The End of the F***ing World’ün bir diğer artısı günümüz dünyasının hassas olduğu konulara politik doğruculuk yapmadan değinebilmesi. Yan karakterlerin hepsi bu açıdan özenle oluşturulmuş. İkilinin ebeveynleri (Özellikle Alyssa’nın annesi ve babası) idealden uzak çok daha gerçekçi karakterler. Gizlice evinde kaldıkları kişinin kaçırdığı genç kızlara tecavüz eden bir sapık çıkması, yolda karşılaştıkları kişinin James’e taciz girişimi ve iki karakterin  yaşadıklarına tepkileri durumu ajite etmeyen ve konulmak için konulmamış, ana öyküye hizmet eden bölümler. Aynı şekilde kaçışın başlamasıyla birlikte hikâyeye dahil olan polis ikilisinin aralarında cinsel tansiyon bulunan iki kadın  dedektiften oluşması ancak dizinin bunun mesaj kaygıyısla, politik doğruculuk uğruna deşmek yerine o iki karakteri yalnızca Alyssa – James’in peşinde göstermesi izleyiciyi ters köşe yapan başarılı bir hamle. Alyssa’nın cinselliğe yaklaşımı da dizinin cesur yönlerinden. Canı istediğinde seks yapan istemediğinde vazgeçen, regl olduğunu fark etmesiyle bu durumdan utanmak yerine hemen çözüm odaklı hareket eden bir karakter Alyssa.

Kusursuz Soundtrack

The End of the F***ing World kusursuz bir soundtrack’e sahip. Blur‘dan Graham Coxon‘ın dizi için oluşturduğu orijinal şarkılarının yanı sıra özenle seçilmiş eski şarkılar da mevcut. Her sahne müzikle birlikte bambaşka bir etkileyiciliğe bürünüyor. Kara mizah temelli bir kaçış öyküsü bu şarkılarla bir araya geldiğinde ortaya Wes Anderson tarafından çekilmiş Badlands benzeri garip bir sentez çıkıyor. Dizide çalan şarkıları dinlemek isteyenler için link.

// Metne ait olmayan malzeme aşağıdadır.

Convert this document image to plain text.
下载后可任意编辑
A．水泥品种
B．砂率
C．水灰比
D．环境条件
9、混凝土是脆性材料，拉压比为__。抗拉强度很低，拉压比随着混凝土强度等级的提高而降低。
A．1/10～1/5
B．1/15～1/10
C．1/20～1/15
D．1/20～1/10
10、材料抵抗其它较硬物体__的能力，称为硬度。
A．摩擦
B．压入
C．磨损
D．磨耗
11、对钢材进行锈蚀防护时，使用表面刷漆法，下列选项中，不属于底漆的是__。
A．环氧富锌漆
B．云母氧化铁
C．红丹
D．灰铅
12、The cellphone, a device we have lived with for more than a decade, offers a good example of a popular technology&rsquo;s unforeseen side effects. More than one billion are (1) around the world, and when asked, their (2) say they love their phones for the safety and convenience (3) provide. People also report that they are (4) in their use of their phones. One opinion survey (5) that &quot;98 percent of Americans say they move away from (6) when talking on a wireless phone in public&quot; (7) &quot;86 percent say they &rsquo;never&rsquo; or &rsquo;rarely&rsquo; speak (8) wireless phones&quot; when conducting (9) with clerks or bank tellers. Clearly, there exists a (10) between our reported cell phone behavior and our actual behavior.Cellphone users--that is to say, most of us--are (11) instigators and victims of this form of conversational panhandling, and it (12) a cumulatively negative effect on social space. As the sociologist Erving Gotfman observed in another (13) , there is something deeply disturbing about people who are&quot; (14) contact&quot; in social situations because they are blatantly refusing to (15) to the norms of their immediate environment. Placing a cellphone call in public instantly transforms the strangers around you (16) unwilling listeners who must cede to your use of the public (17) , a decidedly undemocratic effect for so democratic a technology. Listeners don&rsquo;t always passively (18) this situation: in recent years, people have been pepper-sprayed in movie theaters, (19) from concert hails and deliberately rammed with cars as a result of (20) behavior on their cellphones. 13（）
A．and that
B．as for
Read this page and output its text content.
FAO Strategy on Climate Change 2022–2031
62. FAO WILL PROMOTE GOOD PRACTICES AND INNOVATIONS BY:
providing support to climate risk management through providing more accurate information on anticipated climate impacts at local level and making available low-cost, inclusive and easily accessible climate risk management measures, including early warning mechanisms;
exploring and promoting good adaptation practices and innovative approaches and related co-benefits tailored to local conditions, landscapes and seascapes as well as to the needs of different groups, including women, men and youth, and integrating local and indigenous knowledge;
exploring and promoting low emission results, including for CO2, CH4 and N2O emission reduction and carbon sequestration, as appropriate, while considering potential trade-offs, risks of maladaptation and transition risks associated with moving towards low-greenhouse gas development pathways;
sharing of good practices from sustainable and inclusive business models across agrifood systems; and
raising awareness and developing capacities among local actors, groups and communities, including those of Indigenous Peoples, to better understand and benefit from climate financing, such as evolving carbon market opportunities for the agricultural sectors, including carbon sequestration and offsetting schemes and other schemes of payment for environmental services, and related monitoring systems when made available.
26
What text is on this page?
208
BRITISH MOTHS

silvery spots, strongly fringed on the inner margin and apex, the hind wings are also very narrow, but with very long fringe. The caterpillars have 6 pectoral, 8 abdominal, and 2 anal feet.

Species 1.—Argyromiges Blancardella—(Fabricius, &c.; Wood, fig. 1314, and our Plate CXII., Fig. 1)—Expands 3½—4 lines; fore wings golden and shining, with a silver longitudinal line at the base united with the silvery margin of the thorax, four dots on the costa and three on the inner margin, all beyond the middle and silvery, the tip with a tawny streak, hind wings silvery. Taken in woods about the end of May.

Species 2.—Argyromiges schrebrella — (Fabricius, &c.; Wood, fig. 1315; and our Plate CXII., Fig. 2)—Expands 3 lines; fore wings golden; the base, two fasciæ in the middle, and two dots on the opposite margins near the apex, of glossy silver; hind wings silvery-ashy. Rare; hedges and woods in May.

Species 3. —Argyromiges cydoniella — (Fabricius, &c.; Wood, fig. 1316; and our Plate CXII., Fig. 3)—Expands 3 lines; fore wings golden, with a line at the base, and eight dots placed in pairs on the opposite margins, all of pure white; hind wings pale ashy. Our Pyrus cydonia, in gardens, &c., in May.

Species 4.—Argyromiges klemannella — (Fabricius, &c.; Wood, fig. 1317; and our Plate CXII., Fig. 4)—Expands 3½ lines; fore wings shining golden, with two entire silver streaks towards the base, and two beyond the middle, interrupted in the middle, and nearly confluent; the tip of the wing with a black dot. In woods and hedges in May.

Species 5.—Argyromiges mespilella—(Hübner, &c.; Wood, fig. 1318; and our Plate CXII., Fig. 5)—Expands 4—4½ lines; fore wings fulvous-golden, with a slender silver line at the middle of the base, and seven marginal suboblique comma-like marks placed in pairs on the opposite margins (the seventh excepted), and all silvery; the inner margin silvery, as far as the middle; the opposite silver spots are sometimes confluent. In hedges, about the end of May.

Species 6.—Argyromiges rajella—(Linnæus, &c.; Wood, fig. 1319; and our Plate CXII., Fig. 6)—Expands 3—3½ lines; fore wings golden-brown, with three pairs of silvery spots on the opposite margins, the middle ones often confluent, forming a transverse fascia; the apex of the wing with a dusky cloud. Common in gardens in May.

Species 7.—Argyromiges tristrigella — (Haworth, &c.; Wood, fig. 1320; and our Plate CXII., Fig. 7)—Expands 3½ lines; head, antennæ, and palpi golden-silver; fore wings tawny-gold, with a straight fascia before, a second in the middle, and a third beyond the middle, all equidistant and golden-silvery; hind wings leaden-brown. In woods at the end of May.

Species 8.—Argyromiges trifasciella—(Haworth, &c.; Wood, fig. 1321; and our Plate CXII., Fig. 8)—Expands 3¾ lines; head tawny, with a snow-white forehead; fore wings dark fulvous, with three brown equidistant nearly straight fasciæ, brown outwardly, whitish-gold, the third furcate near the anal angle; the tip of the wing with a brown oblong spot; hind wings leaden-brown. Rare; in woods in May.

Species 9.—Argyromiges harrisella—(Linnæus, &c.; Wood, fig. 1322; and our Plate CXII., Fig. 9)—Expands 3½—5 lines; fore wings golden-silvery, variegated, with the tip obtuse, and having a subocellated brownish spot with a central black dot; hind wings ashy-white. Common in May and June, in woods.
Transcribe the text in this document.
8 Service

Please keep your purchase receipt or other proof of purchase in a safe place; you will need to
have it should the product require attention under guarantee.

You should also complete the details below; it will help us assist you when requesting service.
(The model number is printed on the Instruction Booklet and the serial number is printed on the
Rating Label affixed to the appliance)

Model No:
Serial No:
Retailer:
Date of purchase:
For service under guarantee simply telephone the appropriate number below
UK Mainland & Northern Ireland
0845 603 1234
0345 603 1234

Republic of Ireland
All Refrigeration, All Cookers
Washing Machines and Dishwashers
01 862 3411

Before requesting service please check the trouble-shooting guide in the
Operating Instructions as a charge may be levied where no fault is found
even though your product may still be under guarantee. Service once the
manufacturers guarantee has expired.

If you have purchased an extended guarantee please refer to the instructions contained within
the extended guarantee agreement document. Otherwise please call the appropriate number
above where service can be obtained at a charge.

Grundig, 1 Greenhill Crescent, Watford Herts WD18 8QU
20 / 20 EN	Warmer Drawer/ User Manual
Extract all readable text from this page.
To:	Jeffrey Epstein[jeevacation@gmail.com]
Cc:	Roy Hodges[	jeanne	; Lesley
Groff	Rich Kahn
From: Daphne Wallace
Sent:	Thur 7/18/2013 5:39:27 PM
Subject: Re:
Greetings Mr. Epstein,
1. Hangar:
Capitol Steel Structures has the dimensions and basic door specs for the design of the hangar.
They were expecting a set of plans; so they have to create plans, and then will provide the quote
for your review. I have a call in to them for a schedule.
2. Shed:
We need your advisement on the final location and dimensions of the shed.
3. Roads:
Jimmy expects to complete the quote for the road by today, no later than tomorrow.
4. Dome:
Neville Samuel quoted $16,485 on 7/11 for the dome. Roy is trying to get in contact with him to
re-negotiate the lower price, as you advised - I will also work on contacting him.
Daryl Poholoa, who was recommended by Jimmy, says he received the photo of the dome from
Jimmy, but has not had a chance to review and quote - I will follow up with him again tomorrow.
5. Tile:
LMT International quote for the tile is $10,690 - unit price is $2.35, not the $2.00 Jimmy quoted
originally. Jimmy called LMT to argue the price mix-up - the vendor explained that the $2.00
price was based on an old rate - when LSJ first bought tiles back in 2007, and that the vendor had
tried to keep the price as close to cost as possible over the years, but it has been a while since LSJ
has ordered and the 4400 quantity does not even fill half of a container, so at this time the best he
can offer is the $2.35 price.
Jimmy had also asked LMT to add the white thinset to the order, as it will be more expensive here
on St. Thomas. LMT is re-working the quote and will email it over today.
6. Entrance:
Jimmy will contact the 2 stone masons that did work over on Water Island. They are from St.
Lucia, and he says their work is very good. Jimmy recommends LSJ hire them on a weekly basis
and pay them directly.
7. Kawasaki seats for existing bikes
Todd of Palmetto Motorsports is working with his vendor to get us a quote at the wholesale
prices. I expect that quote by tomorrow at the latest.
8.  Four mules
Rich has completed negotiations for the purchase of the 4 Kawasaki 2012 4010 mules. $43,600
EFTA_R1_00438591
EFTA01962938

Jessica Barden – Alex Lawther‘in uyumu ve oyunculuklarına da değinmek gerekir. Sekiz bölümde duygu ve düşünce anlamında ciddi değişime uğrayan karakterleri canlandıran ikili bunu organik bir biçimde, hiç sırıtmadan gerçekleştiriyor.

Dizinin devam edip etmeyeceği şu an için belirsiz ancak finalinin güzelliğini düşününce gelmese daha iyi olur diyebilirim. 17 yaşındaki iki sorunlu kişiliğin kendilerini ve hayatı keşfettikleri kaçış öyküsü bu haliyle oldukça değerli, uzayıp kirlenme riskini istemem.